Saturday, January 1, 2011

Dropping the Ball


By all accounts, it was a festive time in New York’s Times Square last night. People from all over the world were standing shoulder to shoulder to celebrate the coming of the new year. Nothing bad happened. The police was quite up to the task. The weather was as warm as it’s ever been at this time of year.

Despite other New Year’s celebrations in major cities around the globe, this one is the big one. If time were to suddenly stop just before midnight - even after Paris, Delhi, and Christ Church had already slipped over - we would see ourselves as stuck in the old year forever.

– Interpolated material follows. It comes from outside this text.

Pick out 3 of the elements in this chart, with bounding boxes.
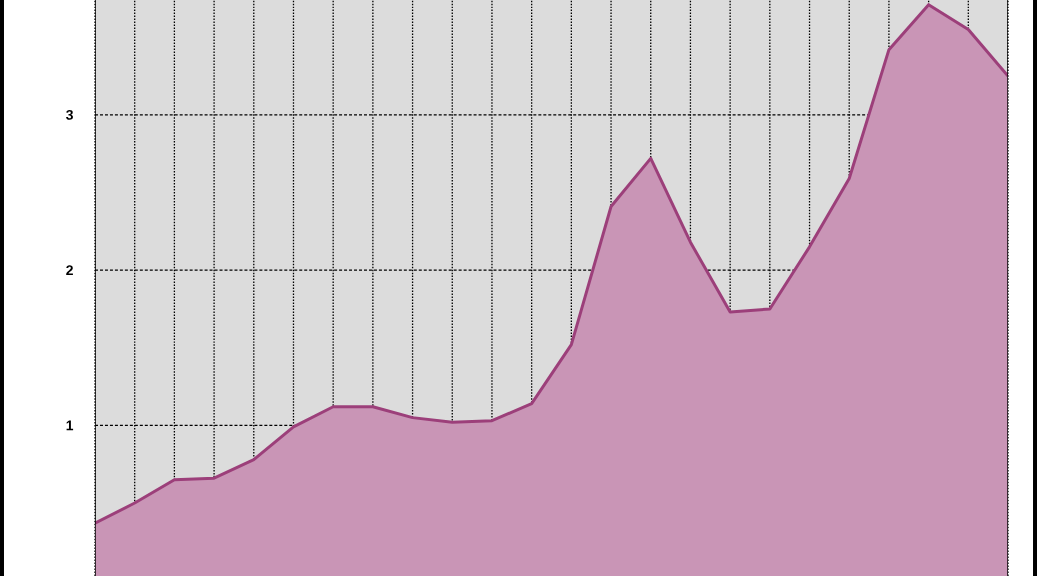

In fact, New York represents the world in a nutshell - an amalgam of people of every persuasion existing side by side like odd sticks of furniture in a comfortable room. When something gets upset in this room, all people come together and grieve. That’s why the ruins of the World Trade towers have been among the most visited sites in this city - more popular than Angkor Watt.

By all accounts, yesterday’s Times Square New Year’s celebration was a huge success. By global standards New York’s New Years Eve countdown is a relatively modest affair. There are no huge fireworks displays; no god-like rulers making pronouncements. Instead, second or third-rate actors are given a stage to shine. This is the people’s party. They often come from far away just for the once-in-a-lifetime experience of having been a part of it. It’s bigger than Stonehenge.

Last night, the people attending were happy to have made it through yet another year - even with the obvious shift of political power and money to the nation’s (unindicted) capital well underway; even with the slight irony of all the world’s eyes watching America drop the ball.